HAILEY — Frank Salvoni hasn’t had much sleep the past week, and he’s not alone.

The same could be said for many of his neighbors in the Della View subdivision in Hailey. They’ve been fending off rising waters from overtaking their homes ever since the Big Wood River crested its banks May 8. A few days later, 40 houses in the subdivision — including Salvoni’s home — were under a mandatory evacuation.

“We were on the back deck and we saw the level coming up,” Salvoni said. “We said ‘Oh, there is no way it will get to this point.’ Then the sandbags started flying and people started showing up. The first couple of days were really surreal because you didn’t expect it.”

The water was receding Tuesday because of cooler weather, and Salvoni has since returned to his home. But his home lacks power, hot water and heat.

His wife and children are staying at a home in Elkhorn. Salvoni stayed behind to keep the floodwater from damaging his home and to prepare for the next onslaught of water.

The National Weather Service predicts flooding to peak between May 28 and June 9 when warm temperatures return. The water is receding for now, but the snowmelt is inevitable.

“They keep saying the worse is yet to come,” Salvoni said. “So it will be interesting.”

Salvoni, who’s lived in Hailey for six years, said he’s never seen flooding like this before. He knew there was a potential for flooding, but he had no idea just how fast the water would rise.

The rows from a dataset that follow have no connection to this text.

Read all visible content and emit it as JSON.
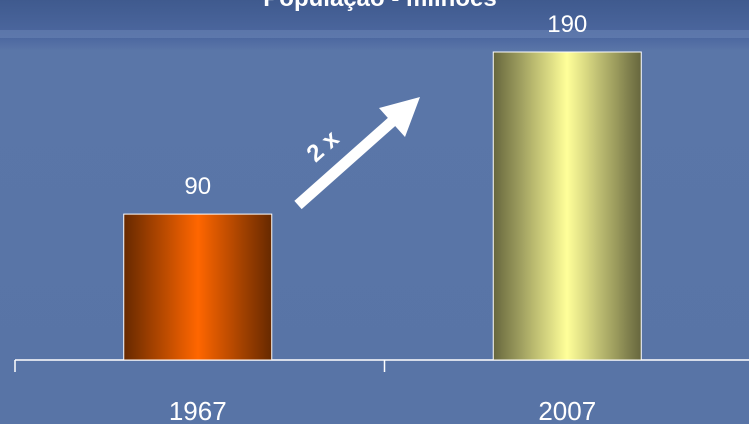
{
  "chart_data": {
    "type": "bar",
    "title": "População - milhões",
    "categories": [
      "1967",
      "2007"
    ],
    "values": [
      90,
      190
    ],
    "colors": [
      "#ff6600",
      "#ffff99"
    ],
    "annotation": "2 x"
  }
}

Salvoni wasn’t doing much work Wednesday besides making sure his generators had fuel. His generators power four pumps in the crawl space under his home. Two other pumps are keeping groundwater at bay. He estimated nearly 1,400 sandbags help protect his home.

“The real problem is the ground water,” he said. “It creeps up really quickly. You wouldn’t expect it.”

Carol Brown, Hailey’s public information officer, was able to drive around War Eagle Drive Tuesday to survey the water. A couple days earlier, she would not have attempted the drive. The rushing water would have been to up to the truck’s floorboards. As her truck sliced through the flowing water that completely covered the road, the tires bumped along the silt and gravel washed over the road below. Brown passed by an entrance to the Draper Wood River Preserve. The path leading into the preserve was now a sweeping river.

“Residents have been in a flood fight for seven days trying to protect their homes 24/7,” Brown said.

On May 8, the Big Wood River rose above its banks at 7.8 feet at a flow of 5,950 cubic feet per second. In 2006, the waters reached 7.84 feet and in 1983 they topped out at 7.83 feet.

Ed and Carmen Northen moved to Hailey in 2004 and lived in their home on Cedar Street West when the Big Wood River flooded in 2006. The water never reached their home in 2006. Ed took some precautions but was caught off guard.

“My wife and I were helping to fill sandbags and we came home and it had reached our driveway,” Ed said. “The river this year behaved significantly different than it did in 2006. That was definitely a surprise and it was very stressful.”

The Northens have about 1,000 sandbags around their home and 18 inches of water in the crawl space of their home.

“We are personally fortunate that our power is not shut off yet,” Ed said. “I had to go under the house three times for our sump pumps. I literally had to put my head underwater.”

There were times when the sandbag walls would collapse and Ed wondered if they would be able to hold back the water. Fortunately, many people helped the Northens protect their home.

“Everybody has been really good,” he said. “The fire department has been exceptional and just the community coming together. I’m always the one helping and this is the first time I’ve been on the receiving end. It’s humbling.”